The securities have not been and will not be registered under the U.S. Securities Act of 1933, as amended (the "1933 Act"), or under any state securities laws, and may not be offered or sold, directly or indirectly, or delivered within the United States or to, or for the account or benefit of, U.S. persons (as defined in Regulation S under the 1933 Act) absent registration or an applicable exemption from the registration requirements. This news release does not constitute an offer to sell or a solicitation to buy such securities in the United States.

About North Country Gold:

North Country Gold Corp. (TSX VENTURE:NCG) is 100% owner of the mineral rights to 557,323 acres (225,569 hectares) of land comprising 216 active mineral claims and 14 mineral leases on the gold-rich Committee Bay Greenstone Belt in Canada's Nunavut Territory. Management has identified numerous high-grade gold targets within five distinct mineral development centers on the Belt and is focusing on advancement of the Three Bluffs centre and its deposit, which is located approximately 300 kilometres northeast of the new Meadowbank Mine near Baker Lake.

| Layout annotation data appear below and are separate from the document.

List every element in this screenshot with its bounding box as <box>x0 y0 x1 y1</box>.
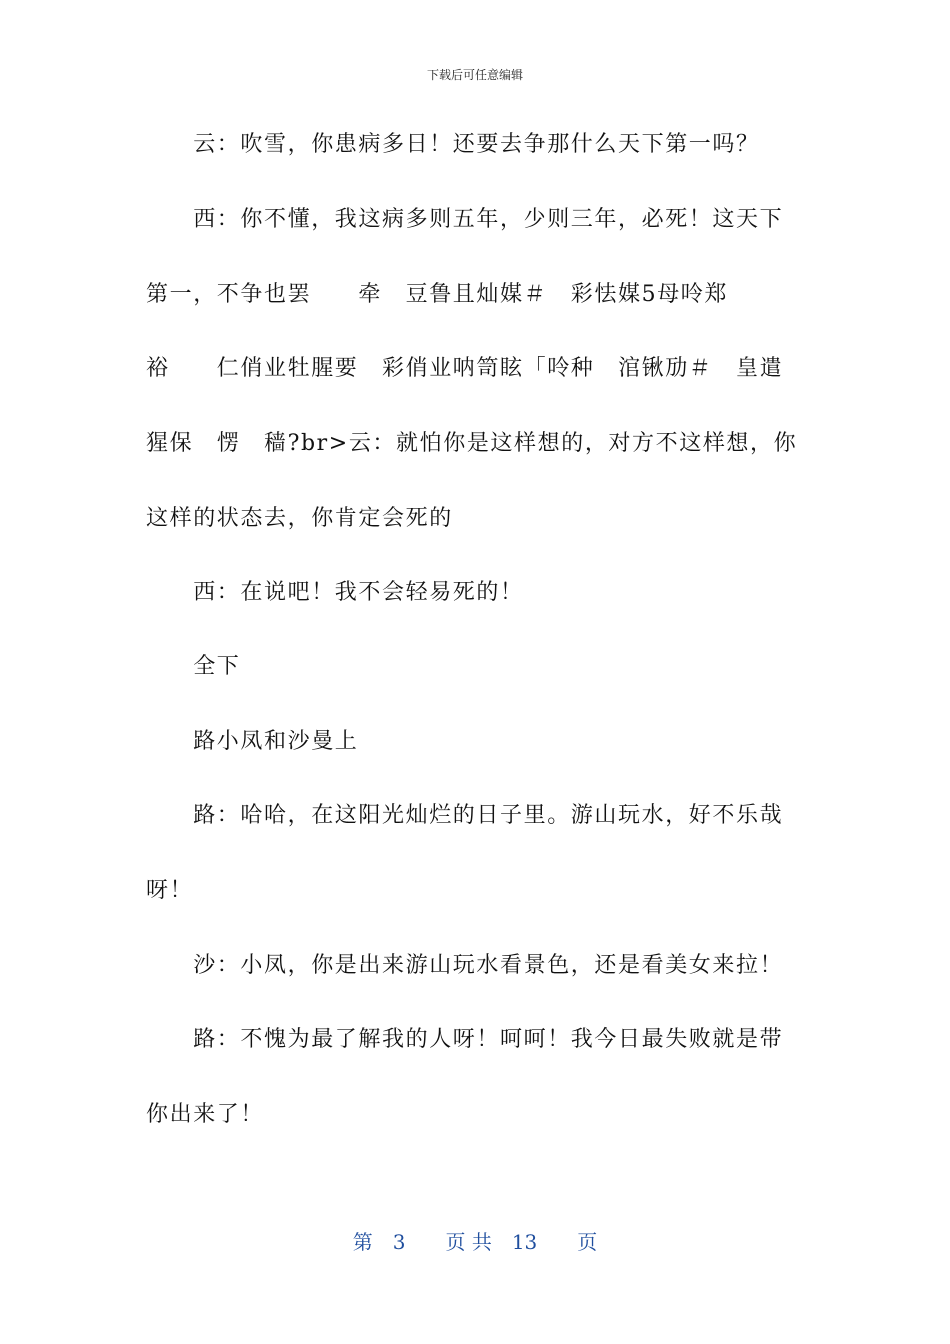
text-line: 西：在说吧！我不会轻易死的！ <box>146 580 524 605</box>
text-line: 你出来了！ <box>146 1102 265 1127</box>
text-line: 裕 仁俏业牡腥要 彩俏业呐笥眩「呤种 涫锹劢＃ 皇遣 <box>146 356 784 381</box>
text-line: 沙：小凤，你是出来游山玩水看景色，还是看美女来拉！ <box>146 953 784 978</box>
text-line: 全下 <box>146 654 241 679</box>
text-line: 这样的状态去，你肯定会死的 <box>146 506 453 531</box>
page-header-note: 下载后可任意编辑 <box>426 68 523 82</box>
text-line: 路：哈哈，在这阳光灿烂的日子里。游山玩水，好不乐哉 <box>146 803 784 828</box>
page-number: 第 3 页 共 13 页 <box>352 1230 598 1254</box>
text-line: 猩保 愣 穑?br>云：就怕你是这样想的，对方不这样想，你 <box>146 431 798 456</box>
text-line: 呀！ <box>146 878 194 903</box>
text-line: 第一，不争也罢 牵 豆鲁且灿媒＃ 彩怯媒5母呤郑 <box>146 282 728 307</box>
text-line: 路小凤和沙曼上 <box>146 729 359 754</box>
text-line: 西：你不懂，我这病多则五年，少则三年，必死！这天下 <box>146 207 784 232</box>
text-line: 路：不愧为最了解我的人呀！呵呵！我今日最失败就是带 <box>146 1027 784 1052</box>
text-line: 云：吹雪，你患病多日！还要去争那什么天下第一吗？ <box>146 132 760 157</box>
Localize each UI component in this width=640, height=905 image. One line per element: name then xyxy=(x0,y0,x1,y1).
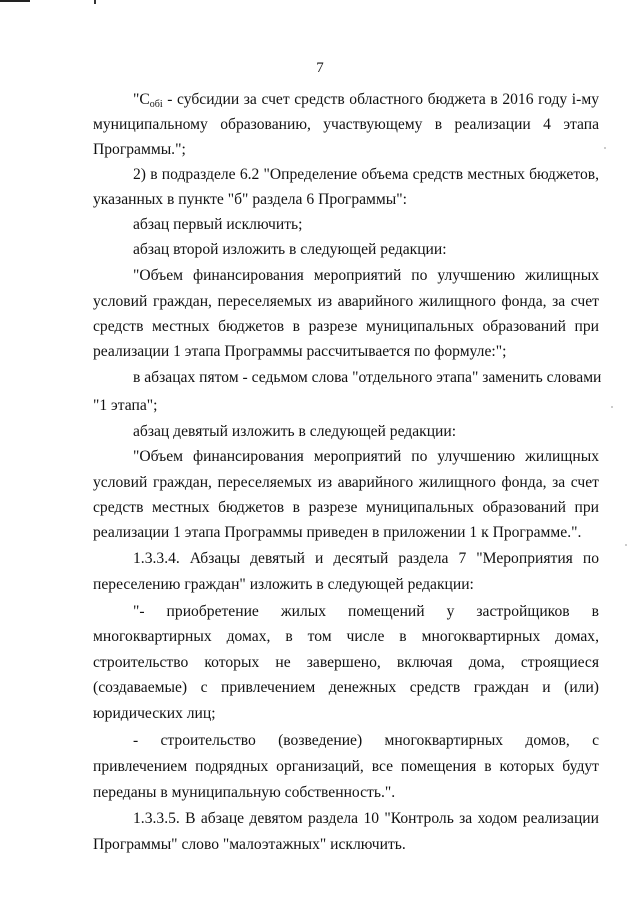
text-line: Программы."; xyxy=(93,141,186,158)
scan-mark xyxy=(0,0,30,2)
text-line: средств местных бюджетов в разрезе муниципальных образований при xyxy=(93,318,599,335)
scan-speck xyxy=(625,544,627,546)
text-line: абзац первый исключить; xyxy=(133,216,303,233)
scan-speck xyxy=(604,147,606,149)
text-line: 1.3.3.5. В абзаце девятом раздела 10 "Контроль за ходом реализации xyxy=(133,810,599,827)
text-line: "1 этапа"; xyxy=(93,397,158,414)
text-line: указанных в пункте "б" раздела 6 Программы": xyxy=(93,191,407,208)
text-line: 1.3.3.4. Абзацы девятый и десятый раздела 7 "Мероприятия по xyxy=(133,550,599,567)
text-line: Программы" слово "малоэтажных" исключить. xyxy=(93,836,406,853)
text-line: привлечением подрядных организаций, все помещения в которых будут xyxy=(93,758,599,775)
text-line: "Объем финансирования мероприятий по улучшению жилищных xyxy=(133,448,599,465)
text-line: реализации 1 этапа Программы рассчитывается по формуле:"; xyxy=(93,343,507,360)
text-line: реализации 1 этапа Программы приведен в приложении 1 к Программе.". xyxy=(93,524,582,541)
scan-tick xyxy=(94,0,96,4)
text-line: переданы в муниципальную собственность.". xyxy=(93,784,396,801)
text-line: переселению граждан" изложить в следующей редакции: xyxy=(93,576,474,593)
text-line: многоквартирных домах, в том числе в многоквартирных домах, xyxy=(93,628,599,645)
text-line: - строительство (возведение) многоквартирных домов, с xyxy=(133,732,599,749)
page-number: 7 xyxy=(316,60,324,76)
text-line: в абзацах пятом - седьмом слова "отдельного этапа" заменить словами xyxy=(133,369,602,386)
formula-definition-line: "$С_{обi}$ - субсидии за счет средств областного бюджета в 2016 году i-му xyxy=(133,91,599,110)
text-line: условий граждан, переселяемых из аварийного жилищного фонда, за счет xyxy=(93,474,599,491)
text-line: средств местных бюджетов в разрезе муниципальных образований при xyxy=(93,499,599,516)
text-line: юридических лиц; xyxy=(93,705,216,722)
text-line: муниципальному образованию, участвующему в реализации 4 этапа xyxy=(93,116,599,133)
text-line: строительство которых не завершено, включая дома, строящиеся xyxy=(93,654,599,671)
text-line: абзац девятый изложить в следующей редакции: xyxy=(133,423,457,440)
scan-speck xyxy=(611,406,613,408)
text-line: 2) в подразделе 6.2 "Определение объема средств местных бюджетов, xyxy=(133,166,599,183)
text-line: (создаваемые) с привлечением денежных средств граждан и (или) xyxy=(93,679,599,696)
text-line: условий граждан, переселяемых из аварийного жилищного фонда, за счет xyxy=(93,293,599,310)
text-line: "Объем финансирования мероприятий по улучшению жилищных xyxy=(133,267,599,284)
text-line: "- приобретение жилых помещений у застройщиков в xyxy=(133,603,599,620)
text-line: абзац второй изложить в следующей редакции: xyxy=(133,241,447,258)
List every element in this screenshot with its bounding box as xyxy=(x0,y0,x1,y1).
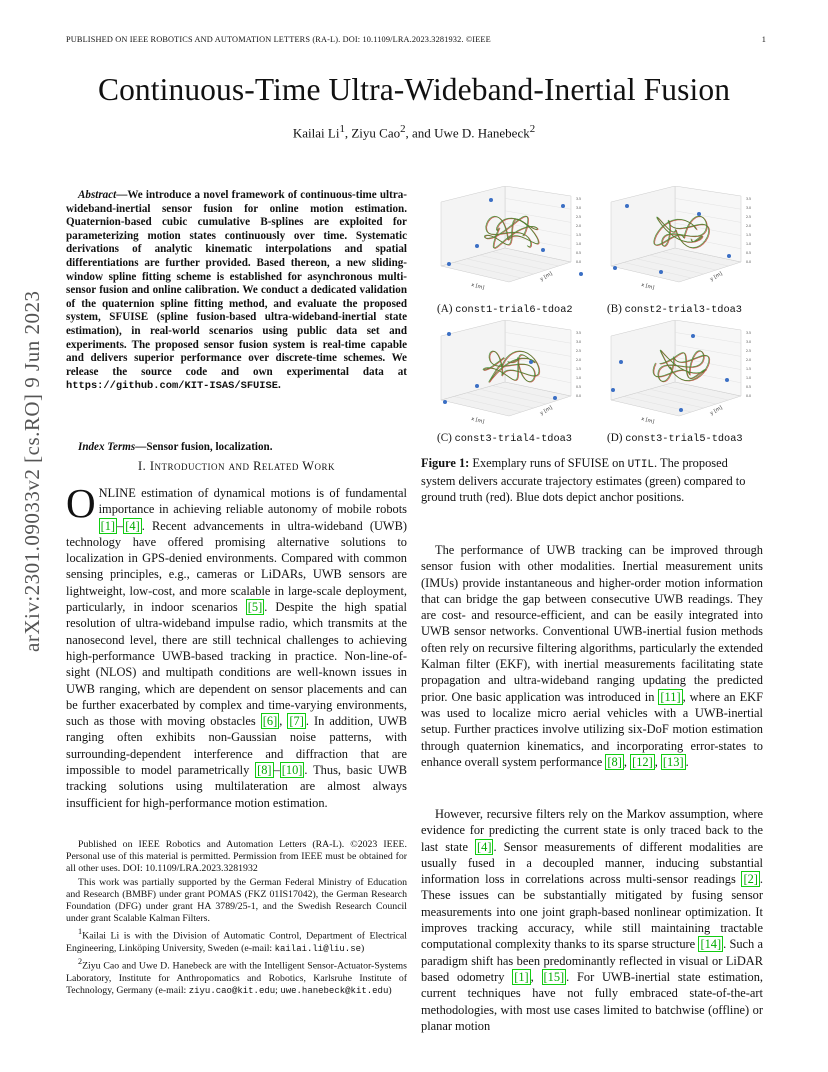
intro-text: – xyxy=(117,518,124,533)
author-3: Uwe D. Hanebeck xyxy=(434,125,530,141)
z-tick-label: 1.5 xyxy=(576,233,582,237)
body-text: The performance of UWB tracking can be improved through sensor fusion with other modalities. Inertial measurement units (IMUs) provide instantaneous and higher-order motion information that can bridge the gap between consecutive UWB readings. They are cost- and resource-efficient, and can be easily integrated into UWB sensor networks. Conventional UWB-inertial fusion methods often rely on recursive filtering algorithms, particularly the extended Kalman filter (EKF), with inertial measurements facilitating state propagation and ultra-wideband ranging updating the predicted prior. One basic application was introduced in xyxy=(421,543,763,704)
intro-text: . In addition, UWB ranging often exhibits non-Gaussian noise patterns, with surrounding-dependent interference and diffraction that are impossible to model parametrically xyxy=(66,714,407,778)
citation-link[interactable]: [7] xyxy=(289,714,304,729)
caption-label: Figure 1: xyxy=(421,456,470,470)
index-terms-text: —Sensor fusion, localization. xyxy=(135,441,273,453)
anchor-point xyxy=(619,360,623,364)
footnote-text: Ziyu Cao and Uwe D. Hanebeck are with the Intelligent Sensor-Actuator-Systems Laboratory, Institute for Anthropomatics and Robotics, Karlsruhe Institute of Technology, Germany (e-mail: xyxy=(66,960,407,996)
panel-name: const1-trial6-tdoa2 xyxy=(455,304,573,316)
z-tick-label: 2.0 xyxy=(746,224,752,228)
footnote-affil-1 xyxy=(66,926,407,955)
panel-label-b xyxy=(607,303,742,316)
panel-tag: (D) xyxy=(607,432,623,444)
drop-cap: O xyxy=(66,480,96,526)
z-tick-label: 0.0 xyxy=(576,260,582,264)
citation-link[interactable]: [1] xyxy=(100,518,116,533)
z-tick-label: 1.5 xyxy=(576,367,582,371)
footnote-marker: 1 xyxy=(78,927,83,937)
intro-paragraph xyxy=(66,480,407,811)
intro-text: . Despite the high spatial resolution of ultra-wideband impulse radio, which transmits at the nanosecond level, there are still technical challenges to achieving high-performance UWB-based tracking in practice. Non-line-of-sight (NLOS) and multipath conditions are well-known issues in UWB ranging, which are dependent on sensor placements and can be further exacerbated by complex and time-varying environments, such as those with moving obstacles xyxy=(66,600,407,729)
z-tick-label: 0.5 xyxy=(746,251,752,255)
z-tick-label: 3.0 xyxy=(746,340,752,344)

Three Bluffs is a NI 43-101 compliant high-grade gold deposit, which currently hosts an indicated resource of 508,000 ounces (2,700,000 tones at 5.85 g/t Au) and an additional inferred resource of 244,000 ounces (1,270,000 tones at 5.98 g/t Au). The deposit is open to depth and there is significant potential to expand the current resource along strike. The 2011 program will follow-up on the outstanding results of the 2010 drilling program and continue to explore for additional mineralization proximal to the existing resource.

North Country Gold Corp.

John Williamson, P.Geol, President and CEO

This release includes certain statements that may be deemed to be forward-looking statements. All statements in this release, other than statements of historical facts that address access to capital, regulatory approvals, exploration drilling, exploitation activities and events or developments that the Company expects are forward-looking statements. Although the Company believes the expectations expressed in such forward-looking statements are based on reasonable assumptions, such statements are not guarantees of future performance and actual results or developments may differ materially from those in the forward-looking statements. Factors that could cause actual results to differ materially from those in forward-looking statements include market prices, exploitation and exploration successes, continuity of mineralization, uncertainties related to the ability to obtain necessary permits, licenses and title and delays due to third party opposition, changes in government policies regarding mining and natural resource exploration and exploitation, and continued availability of capital and financing, and general economic, market or business conditions. Investors are cautioned that any such statements are not guarantees of future performance and actual results or developments may differ materially form those projected in the forward-looking statements. Readers are cautioned not to place undue reliance on this forward-looking information, which is given as of the date it is expressed in this press release, and the Company undertakes no obligation to update publicly or revise any forward-looking information, whether as a result of new information, future events or otherwise, except as required by applicable securities laws. For more information on the Company, investors should review the Company's continuous disclosure filings that are available at

Neither the TSX Venture Exchange nor its Regulation Services Provider (as that term is defined in the policies of the TSX Venture Exchange) accepts responsibility for the adequacy or accuracy of this release.